A parere del MISE, considerata la modalità con la quale i soggetti interessati intendono esercitare, devono applicarsi le disposizioni di cui all’art. 64, comma 7, del D. Lgs. 26 marzo 2010, n. 59 e s.m.i.. Ciò significa che, previo possesso dei requisiti di onorabilità nonché professionali di cui all’articolo 71 del D. Lgs. 26 marzo 2010, n. 59, detti soggetti sono tenuti a presentare la segnalazione certificata di inizio attività (SCIA) o a richiedere l’autorizzazione, ove trattasi di attività svolte in zone tutelate.
La nota è stata inviata ai Ministeri dell’Interno e delle Politiche Agricole, Alimentari e Forestali, nonché alla Regione interessata, al fine di conoscere le eventuali determinazioni al riguardo, ma, fino a diverse indicazioni fornite dalle autorità competenti, essa rimane l’unica linea di indirizzo applicabile per i Comuni e gli interessati all’avvio di un’attività di “home restaurant”.
In definitiva, in linea con quanto affermato dal Ministero, per avviare un’attività di “home restaurant” occorrerà: presentare i requisiti di onorabilità per l’esercizio di un’attività di somministrazione di alimenti e bevande; acquisire i requisiti professionali per la somministrazione di alimenti e bevande; presentare una SCIA o, per le zone tutelate soggette a programmazione, una richiesta di autorizzazione”.
A parere della Confesercenti, “si dovrebbe aggiungere che, trattandosi di attività a tutti gli effetti disciplinata dalle norme in materia di somministrazione di alimenti e bevande, l’interessato dovrebbe anche rispettare la normativa urbanistico edilizia e quella igienico-sanitaria.

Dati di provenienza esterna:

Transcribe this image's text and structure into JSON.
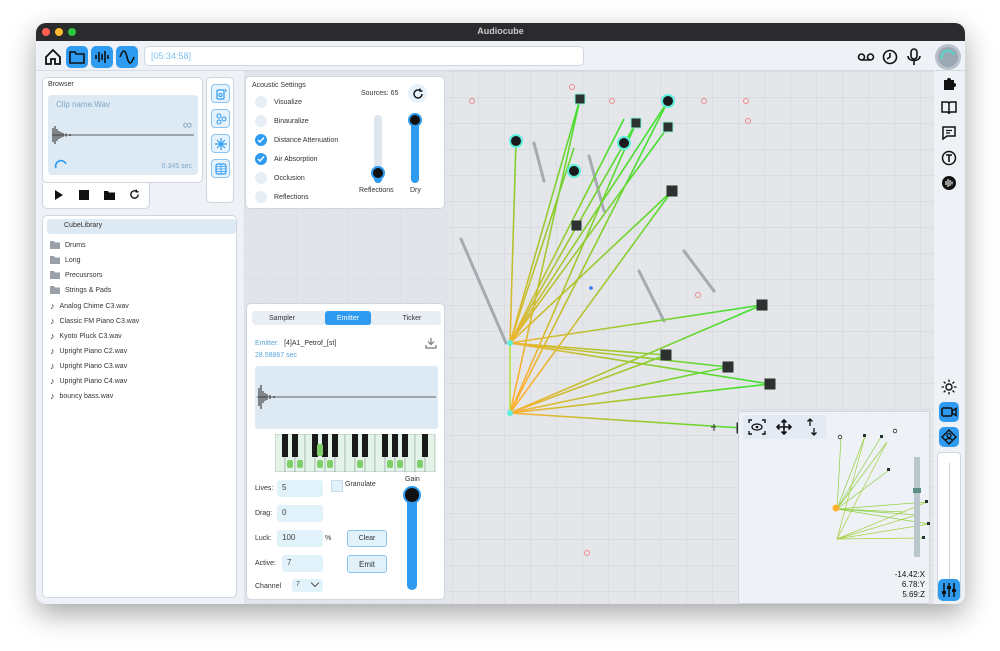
{
  "window": {
    "title": "Audiocube"
  },
  "toolbar": {
    "time_value": "[05:34:58]"
  },
  "browser": {
    "title": "Browser",
    "clip_name": "Clip name.Wav",
    "clip_duration": "0.345 sec",
    "infinity_symbol": "∞"
  },
  "library": {
    "header": "CubeLibrary",
    "folders": [
      "Drums",
      "Long",
      "Precusrsors",
      "Strings & Pads"
    ],
    "files": [
      "Analog Chime C3.wav",
      "Classic FM Piano C3.wav",
      "Kyoto Pluck C3.wav",
      "Upright Piano C2.wav",
      "Upright Piano C3.wav",
      "Upright Piano C4.wav",
      "bouncy bass.wav"
    ]
  },
  "acoustic": {
    "title": "Acoustic Settings",
    "sources_label": "Sources: 65",
    "options": [
      {
        "label": "Visualize",
        "checked": false
      },
      {
        "label": "Binauralize",
        "checked": false
      },
      {
        "label": "Distance Attenuation",
        "checked": true
      },
      {
        "label": "Air Absorption",
        "checked": true
      },
      {
        "label": "Occlusion",
        "checked": false
      },
      {
        "label": "Reflections",
        "checked": false
      }
    ],
    "reflections_label": "Reflections",
    "dry_label": "Dry",
    "reflections_level": 0.15,
    "dry_level": 0.95
  },
  "emitter_panel": {
    "tabs": [
      "Sampler",
      "Emitter",
      "Ticker"
    ],
    "active_tab": "Emitter",
    "emitter_label": "Emitter:",
    "emitter_name": "[4]A1_Petrof_[st]",
    "emitter_time": "28.58867 sec",
    "granulate_label": "Granulate",
    "gain_label": "Gain",
    "gain_level": 0.95,
    "lives_label": "Lives:",
    "lives_value": "5",
    "drag_label": "Drag:",
    "drag_value": "0",
    "luck_label": "Luck:",
    "luck_value": "100",
    "luck_unit": "%",
    "active_label": "Active:",
    "active_value": "7",
    "channel_label": "Channel",
    "channel_value": "7",
    "clear_label": "Clear",
    "emit_label": "Emit"
  },
  "minimap": {
    "x_readout": "-14.42:X",
    "y_readout": "6.78:Y",
    "z_readout": "5.69:Z"
  },
  "colors": {
    "accent": "#2e9bf0",
    "ray_start": "#ffb030",
    "ray_end": "#44e030"
  }
}
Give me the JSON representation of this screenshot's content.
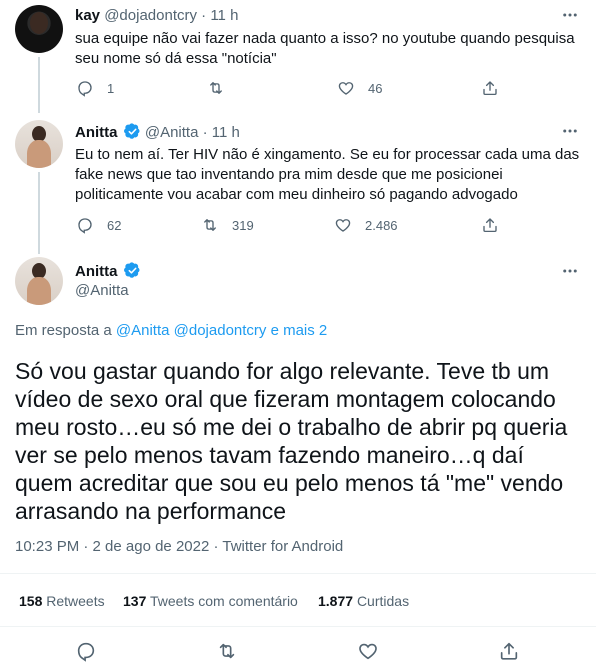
{
  "tweets": [
    {
      "name": "kay",
      "handle": "@dojadontcry",
      "dot": "·",
      "time": "11 h",
      "text": "sua equipe não vai fazer nada quanto a isso? no youtube quando pesquisa seu nome só dá essa \"notícia\"",
      "replies": "1",
      "retweets": "",
      "likes": "46"
    },
    {
      "name": "Anitta",
      "handle": "@Anitta",
      "dot": "·",
      "time": "11 h",
      "text": "Eu to nem aí. Ter HIV não é xingamento. Se eu for processar cada uma das fake news que tao inventando pra mim desde que me posicionei politicamente vou acabar com meu dinheiro só pagando advogado",
      "replies": "62",
      "retweets": "319",
      "likes": "2.486"
    }
  ],
  "main": {
    "name": "Anitta",
    "handle": "@Anitta",
    "reply_prefix": "Em resposta a",
    "reply_mentions": "@Anitta @dojadontcry e mais 2",
    "text": "Só vou gastar quando for algo relevante. Teve tb um vídeo de sexo oral que fizeram montagem colocando meu rosto…eu só me dei o trabalho de abrir pq queria ver se pelo menos tavam fazendo maneiro…q daí quem acreditar que sou eu pelo menos tá \"me\" vendo arrasando na performance",
    "timestamp": "10:23 PM · 2 de ago de 2022 · Twitter for Android",
    "retweets_count": "158",
    "retweets_label": "Retweets",
    "quotes_count": "137",
    "quotes_label": "Tweets com comentário",
    "likes_count": "1.877",
    "likes_label": "Curtidas"
  },
  "colors": {
    "accent": "#1d9bf0",
    "muted": "#536471",
    "text": "#0f1419"
  }
}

E ciò porta con sé anche che, fino ad un’eventuale diversa disciplina, l’attività andrebbe considerata attività d’impresa, con l’obbligo di iscrizione al Registro delle imprese e gli adempimenti di tipo fiscale e contributivo. In mancanza, l’attività esercitata dovrebbe essere considerata abusiva, con l’applicazione delle consequenziali sanzioni.

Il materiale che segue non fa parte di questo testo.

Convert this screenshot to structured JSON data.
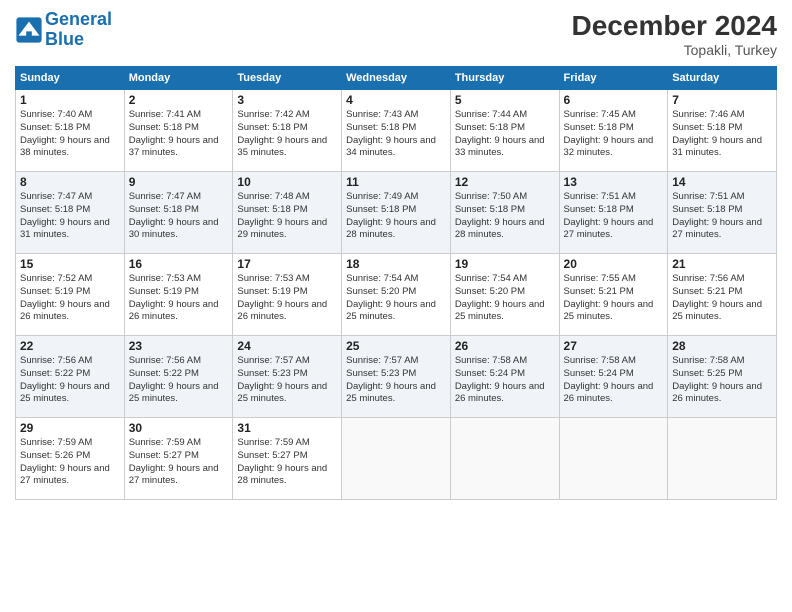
{
  "header": {
    "logo_line1": "General",
    "logo_line2": "Blue",
    "month_title": "December 2024",
    "location": "Topakli, Turkey"
  },
  "days_of_week": [
    "Sunday",
    "Monday",
    "Tuesday",
    "Wednesday",
    "Thursday",
    "Friday",
    "Saturday"
  ],
  "weeks": [
    [
      {
        "num": "1",
        "sunrise": "Sunrise: 7:40 AM",
        "sunset": "Sunset: 5:18 PM",
        "daylight": "Daylight: 9 hours and 38 minutes."
      },
      {
        "num": "2",
        "sunrise": "Sunrise: 7:41 AM",
        "sunset": "Sunset: 5:18 PM",
        "daylight": "Daylight: 9 hours and 37 minutes."
      },
      {
        "num": "3",
        "sunrise": "Sunrise: 7:42 AM",
        "sunset": "Sunset: 5:18 PM",
        "daylight": "Daylight: 9 hours and 35 minutes."
      },
      {
        "num": "4",
        "sunrise": "Sunrise: 7:43 AM",
        "sunset": "Sunset: 5:18 PM",
        "daylight": "Daylight: 9 hours and 34 minutes."
      },
      {
        "num": "5",
        "sunrise": "Sunrise: 7:44 AM",
        "sunset": "Sunset: 5:18 PM",
        "daylight": "Daylight: 9 hours and 33 minutes."
      },
      {
        "num": "6",
        "sunrise": "Sunrise: 7:45 AM",
        "sunset": "Sunset: 5:18 PM",
        "daylight": "Daylight: 9 hours and 32 minutes."
      },
      {
        "num": "7",
        "sunrise": "Sunrise: 7:46 AM",
        "sunset": "Sunset: 5:18 PM",
        "daylight": "Daylight: 9 hours and 31 minutes."
      }
    ],
    [
      {
        "num": "8",
        "sunrise": "Sunrise: 7:47 AM",
        "sunset": "Sunset: 5:18 PM",
        "daylight": "Daylight: 9 hours and 31 minutes."
      },
      {
        "num": "9",
        "sunrise": "Sunrise: 7:47 AM",
        "sunset": "Sunset: 5:18 PM",
        "daylight": "Daylight: 9 hours and 30 minutes."
      },
      {
        "num": "10",
        "sunrise": "Sunrise: 7:48 AM",
        "sunset": "Sunset: 5:18 PM",
        "daylight": "Daylight: 9 hours and 29 minutes."
      },
      {
        "num": "11",
        "sunrise": "Sunrise: 7:49 AM",
        "sunset": "Sunset: 5:18 PM",
        "daylight": "Daylight: 9 hours and 28 minutes."
      },
      {
        "num": "12",
        "sunrise": "Sunrise: 7:50 AM",
        "sunset": "Sunset: 5:18 PM",
        "daylight": "Daylight: 9 hours and 28 minutes."
      },
      {
        "num": "13",
        "sunrise": "Sunrise: 7:51 AM",
        "sunset": "Sunset: 5:18 PM",
        "daylight": "Daylight: 9 hours and 27 minutes."
      },
      {
        "num": "14",
        "sunrise": "Sunrise: 7:51 AM",
        "sunset": "Sunset: 5:18 PM",
        "daylight": "Daylight: 9 hours and 27 minutes."
      }
    ],
    [
      {
        "num": "15",
        "sunrise": "Sunrise: 7:52 AM",
        "sunset": "Sunset: 5:19 PM",
        "daylight": "Daylight: 9 hours and 26 minutes."
      },
      {
        "num": "16",
        "sunrise": "Sunrise: 7:53 AM",
        "sunset": "Sunset: 5:19 PM",
        "daylight": "Daylight: 9 hours and 26 minutes."
      },
      {
        "num": "17",
        "sunrise": "Sunrise: 7:53 AM",
        "sunset": "Sunset: 5:19 PM",
        "daylight": "Daylight: 9 hours and 26 minutes."
      },
      {
        "num": "18",
        "sunrise": "Sunrise: 7:54 AM",
        "sunset": "Sunset: 5:20 PM",
        "daylight": "Daylight: 9 hours and 25 minutes."
      },
      {
        "num": "19",
        "sunrise": "Sunrise: 7:54 AM",
        "sunset": "Sunset: 5:20 PM",
        "daylight": "Daylight: 9 hours and 25 minutes."
      },
      {
        "num": "20",
        "sunrise": "Sunrise: 7:55 AM",
        "sunset": "Sunset: 5:21 PM",
        "daylight": "Daylight: 9 hours and 25 minutes."
      },
      {
        "num": "21",
        "sunrise": "Sunrise: 7:56 AM",
        "sunset": "Sunset: 5:21 PM",
        "daylight": "Daylight: 9 hours and 25 minutes."
      }
    ],
    [
      {
        "num": "22",
        "sunrise": "Sunrise: 7:56 AM",
        "sunset": "Sunset: 5:22 PM",
        "daylight": "Daylight: 9 hours and 25 minutes."
      },
      {
        "num": "23",
        "sunrise": "Sunrise: 7:56 AM",
        "sunset": "Sunset: 5:22 PM",
        "daylight": "Daylight: 9 hours and 25 minutes."
      },
      {
        "num": "24",
        "sunrise": "Sunrise: 7:57 AM",
        "sunset": "Sunset: 5:23 PM",
        "daylight": "Daylight: 9 hours and 25 minutes."
      },
      {
        "num": "25",
        "sunrise": "Sunrise: 7:57 AM",
        "sunset": "Sunset: 5:23 PM",
        "daylight": "Daylight: 9 hours and 25 minutes."
      },
      {
        "num": "26",
        "sunrise": "Sunrise: 7:58 AM",
        "sunset": "Sunset: 5:24 PM",
        "daylight": "Daylight: 9 hours and 26 minutes."
      },
      {
        "num": "27",
        "sunrise": "Sunrise: 7:58 AM",
        "sunset": "Sunset: 5:24 PM",
        "daylight": "Daylight: 9 hours and 26 minutes."
      },
      {
        "num": "28",
        "sunrise": "Sunrise: 7:58 AM",
        "sunset": "Sunset: 5:25 PM",
        "daylight": "Daylight: 9 hours and 26 minutes."
      }
    ],
    [
      {
        "num": "29",
        "sunrise": "Sunrise: 7:59 AM",
        "sunset": "Sunset: 5:26 PM",
        "daylight": "Daylight: 9 hours and 27 minutes."
      },
      {
        "num": "30",
        "sunrise": "Sunrise: 7:59 AM",
        "sunset": "Sunset: 5:27 PM",
        "daylight": "Daylight: 9 hours and 27 minutes."
      },
      {
        "num": "31",
        "sunrise": "Sunrise: 7:59 AM",
        "sunset": "Sunset: 5:27 PM",
        "daylight": "Daylight: 9 hours and 28 minutes."
      },
      null,
      null,
      null,
      null
    ]
  ]
}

Ci si rende conto che, nella pedissequa applicazione di tale interpretazione, l’esercizio di un home restaurant quale attività che sfugge alle norme di settore della somministrazione di alimenti e bevande sarebbe impossibile: ma la conseguenza è inevitabile, se chi intende svolgere l’attività in questione lo fa con caratteristiche che travalicano l’aspetto di un’occasionalità episodica, realizzando piuttosto un business in diretta - e sleale - concorrenza con le imprese che tale attività svolgono professionalmente e nel rispetto di regole stringenti e onerose”.